Here's a look at the new guidelines.

New Options for Quarantine and Isolation 

Cruise ships will now have more discretion when it comes to isolation and quarantine periods for asymptomatic passengers who have been in close contact with a positive COVID-19 case. 

Original CDC voluntary program guidelines required all close contact passengers, regardless of vaccination status, to be isolated for 10 days with no outside contact, receiving a viral test on the final day of quarantine. 

Isolation Periods Have Been Lowered for Passengers Fully up to Date With Vaccinations

New guidelines have dropped the isolation period to five days for asymptomatic close contact passengers who are up to date with their COVID-19 vaccinations, including any boosters for which they are eligible. Asymptomatic close contacts who are not up to date with their vaccines should still be quarantined for 10 days. 

Quarantine and isolation periods begin the first full day after the passenger's last exposure to a positive case. Viral tests must be performed on the first and last day of quarantine, and passengers may only be released from isolation if both tests are negative. 

Isolation and Quarantine Can Be Reduced or Replaced With Daily Viral Testing

Additionally, cruise operators are now able to exercise discretion in how they handle isolation and quarantine periods. 

In lieu of five days of required quarantine, cruise lines can instead choose to administer daily viral testing to asymptomatic close contacts who are fully up to date with their vaccinations.  

However, these passengers must take all meals in their cabins, wear properly-fitting masks at all times when not in their cabins and if anyone, such as crew, family or friends, enters their cabin. 

Cruise operators also may now reduce isolation periods for asymptomatic close contact passengers who are not up to date on their COVID-19 vaccinations by five days, instead opting for a hybrid approach of five days of isolation followed by five days of daily viral testing. Once released from quarantine, these passengers will be required to follow the same masking and stateroom dining as above. 

New Wording Exempts Passengers Ineligible for Vaccines from Counting Toward a Cruise Ship's Vaccination Status

The CDC's new voluntary program created new vaccination status categories to denote vaccination levels aboard each ship in the program. Originally, these categories were determined by the overall percentage of fully vaccinated passengers and passengers who are fully up to date with COVID-19 vaccinations onboard the ship. Cruise ships were required to calculate these percentages based on the full number of passengers and crew. 

The CDC has further defined the definition of "up to date", stating it "means when a person has received all recommended COVID-19 vaccines, including any booster dose(s) when eligible". 

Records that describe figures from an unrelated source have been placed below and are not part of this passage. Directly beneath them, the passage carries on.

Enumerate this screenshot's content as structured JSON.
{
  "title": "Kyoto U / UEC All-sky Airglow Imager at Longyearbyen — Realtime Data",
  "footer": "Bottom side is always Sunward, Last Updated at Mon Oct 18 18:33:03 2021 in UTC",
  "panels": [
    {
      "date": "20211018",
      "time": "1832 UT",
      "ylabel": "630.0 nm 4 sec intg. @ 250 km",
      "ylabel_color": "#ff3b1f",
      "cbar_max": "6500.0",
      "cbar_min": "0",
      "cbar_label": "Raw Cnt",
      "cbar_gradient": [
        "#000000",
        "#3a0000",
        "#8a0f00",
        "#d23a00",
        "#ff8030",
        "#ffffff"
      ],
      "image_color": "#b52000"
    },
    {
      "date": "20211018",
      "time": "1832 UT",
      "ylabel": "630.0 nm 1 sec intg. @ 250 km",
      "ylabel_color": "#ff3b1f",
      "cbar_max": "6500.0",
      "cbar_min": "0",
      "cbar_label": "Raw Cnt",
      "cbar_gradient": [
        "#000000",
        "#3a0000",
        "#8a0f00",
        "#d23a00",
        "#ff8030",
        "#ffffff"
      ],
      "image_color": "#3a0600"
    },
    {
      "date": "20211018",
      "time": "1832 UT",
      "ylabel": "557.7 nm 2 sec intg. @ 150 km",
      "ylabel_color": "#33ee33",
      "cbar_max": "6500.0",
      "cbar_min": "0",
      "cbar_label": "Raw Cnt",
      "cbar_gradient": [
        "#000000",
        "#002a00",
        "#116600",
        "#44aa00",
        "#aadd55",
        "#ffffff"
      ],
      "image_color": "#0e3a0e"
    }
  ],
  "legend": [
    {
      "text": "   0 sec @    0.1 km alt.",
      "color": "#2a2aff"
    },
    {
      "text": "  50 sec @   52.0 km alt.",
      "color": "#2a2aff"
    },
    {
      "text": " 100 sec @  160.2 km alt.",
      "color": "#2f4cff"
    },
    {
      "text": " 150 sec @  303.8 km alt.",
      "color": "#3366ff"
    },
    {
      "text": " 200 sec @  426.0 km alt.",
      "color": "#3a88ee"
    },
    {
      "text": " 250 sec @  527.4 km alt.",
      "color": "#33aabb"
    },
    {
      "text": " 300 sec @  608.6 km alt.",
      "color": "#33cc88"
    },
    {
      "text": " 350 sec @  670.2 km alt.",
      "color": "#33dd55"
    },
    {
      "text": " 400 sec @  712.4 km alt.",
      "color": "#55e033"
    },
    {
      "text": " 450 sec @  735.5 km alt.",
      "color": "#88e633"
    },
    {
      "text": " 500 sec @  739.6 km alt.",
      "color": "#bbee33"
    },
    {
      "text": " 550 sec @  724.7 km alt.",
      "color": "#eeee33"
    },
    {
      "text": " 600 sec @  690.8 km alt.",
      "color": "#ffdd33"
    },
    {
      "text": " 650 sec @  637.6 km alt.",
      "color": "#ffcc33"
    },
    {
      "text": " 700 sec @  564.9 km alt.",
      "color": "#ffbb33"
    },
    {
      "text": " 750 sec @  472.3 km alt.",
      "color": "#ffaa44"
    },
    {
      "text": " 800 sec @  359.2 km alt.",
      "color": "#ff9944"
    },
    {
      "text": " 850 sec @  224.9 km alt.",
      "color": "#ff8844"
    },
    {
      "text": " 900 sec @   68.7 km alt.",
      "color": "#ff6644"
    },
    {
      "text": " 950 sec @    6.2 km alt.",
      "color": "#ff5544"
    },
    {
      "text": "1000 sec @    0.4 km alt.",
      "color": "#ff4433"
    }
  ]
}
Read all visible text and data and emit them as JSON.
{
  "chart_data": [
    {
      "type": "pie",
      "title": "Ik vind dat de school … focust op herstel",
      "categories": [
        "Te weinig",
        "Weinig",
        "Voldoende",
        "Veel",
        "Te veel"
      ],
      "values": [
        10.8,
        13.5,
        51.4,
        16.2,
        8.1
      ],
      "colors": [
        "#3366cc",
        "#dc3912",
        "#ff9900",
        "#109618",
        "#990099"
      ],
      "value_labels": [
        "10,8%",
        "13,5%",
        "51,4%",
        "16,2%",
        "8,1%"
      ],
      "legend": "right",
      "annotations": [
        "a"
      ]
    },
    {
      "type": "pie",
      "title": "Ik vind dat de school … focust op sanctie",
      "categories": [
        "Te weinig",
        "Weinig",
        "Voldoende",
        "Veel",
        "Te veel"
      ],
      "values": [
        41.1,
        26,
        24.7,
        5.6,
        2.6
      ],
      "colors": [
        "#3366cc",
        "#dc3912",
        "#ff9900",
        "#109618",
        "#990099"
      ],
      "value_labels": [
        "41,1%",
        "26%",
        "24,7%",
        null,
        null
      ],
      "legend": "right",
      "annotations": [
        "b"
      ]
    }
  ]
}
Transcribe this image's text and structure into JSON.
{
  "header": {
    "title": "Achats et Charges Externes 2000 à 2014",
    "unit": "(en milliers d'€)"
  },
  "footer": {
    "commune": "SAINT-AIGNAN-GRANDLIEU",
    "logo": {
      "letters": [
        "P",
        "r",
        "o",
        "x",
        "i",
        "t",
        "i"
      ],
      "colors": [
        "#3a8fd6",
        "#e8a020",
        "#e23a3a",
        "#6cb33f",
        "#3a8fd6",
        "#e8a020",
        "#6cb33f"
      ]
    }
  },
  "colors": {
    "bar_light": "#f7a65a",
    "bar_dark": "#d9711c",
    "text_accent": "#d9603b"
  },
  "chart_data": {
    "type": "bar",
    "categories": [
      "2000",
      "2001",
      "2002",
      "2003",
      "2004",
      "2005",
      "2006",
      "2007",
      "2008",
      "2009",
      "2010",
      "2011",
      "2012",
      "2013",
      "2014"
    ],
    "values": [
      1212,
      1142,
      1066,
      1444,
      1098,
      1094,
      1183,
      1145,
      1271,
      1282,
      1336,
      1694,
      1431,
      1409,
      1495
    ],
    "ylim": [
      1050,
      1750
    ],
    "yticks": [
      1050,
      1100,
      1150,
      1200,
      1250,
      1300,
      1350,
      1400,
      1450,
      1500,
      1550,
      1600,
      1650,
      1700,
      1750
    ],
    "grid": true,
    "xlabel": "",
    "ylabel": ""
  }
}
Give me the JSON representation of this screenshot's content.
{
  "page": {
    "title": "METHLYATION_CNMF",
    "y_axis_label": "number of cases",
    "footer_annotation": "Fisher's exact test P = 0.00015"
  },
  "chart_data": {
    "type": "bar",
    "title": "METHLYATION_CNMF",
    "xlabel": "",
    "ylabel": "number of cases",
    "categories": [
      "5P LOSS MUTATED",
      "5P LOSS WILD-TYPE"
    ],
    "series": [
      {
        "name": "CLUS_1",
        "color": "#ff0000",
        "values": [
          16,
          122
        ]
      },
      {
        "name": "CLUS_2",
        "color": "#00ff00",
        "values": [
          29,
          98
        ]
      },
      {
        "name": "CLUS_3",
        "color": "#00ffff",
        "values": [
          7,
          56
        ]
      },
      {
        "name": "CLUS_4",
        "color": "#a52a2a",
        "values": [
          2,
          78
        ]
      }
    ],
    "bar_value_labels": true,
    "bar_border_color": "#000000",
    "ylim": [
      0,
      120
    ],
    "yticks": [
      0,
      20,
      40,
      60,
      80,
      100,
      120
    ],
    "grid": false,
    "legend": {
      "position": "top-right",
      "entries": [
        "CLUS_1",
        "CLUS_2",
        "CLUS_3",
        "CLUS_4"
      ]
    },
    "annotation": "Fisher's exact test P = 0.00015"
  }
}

The clarification of this new wording now allows cruise ships to exempt passengers who are ineligible for boosters -- namely children under 5 -- in their calculation toward the CDC's "Vaccination Standard of Excellence." This classification, the highest available, encompasses cruise ships to operate with at least 95% of their passengers and 95% of their crew being up to date with their COVID-19 vaccines.

Since the CDC's February 18 deadline, counts on the CDC's Ship Color Status Page have been volitile. Both the numbers for "Highly-Vaccinated" ships and ships that have opted into the COVID-19 Cruise Ship Program continue to rise and fall. However, numbers denoting the number of ships designated with a "Vaccination Standard of Excellence" and the number of ships that have opted out of the COVID-19 Cruise Ship Program have stayed steadily at zero.

"At this time, all foreign-flagged cruise ships currently operating in U.S. waters have opted into CDC’s COVID-19 Program for Cruise Ships," a representative from the CDC confirmed to Cruise Critic on Tuesday morning. "Our Cruise Ship Status Dashboard will be updated to reflect these changes shortly."

We will continue updating this story as new information becomes available.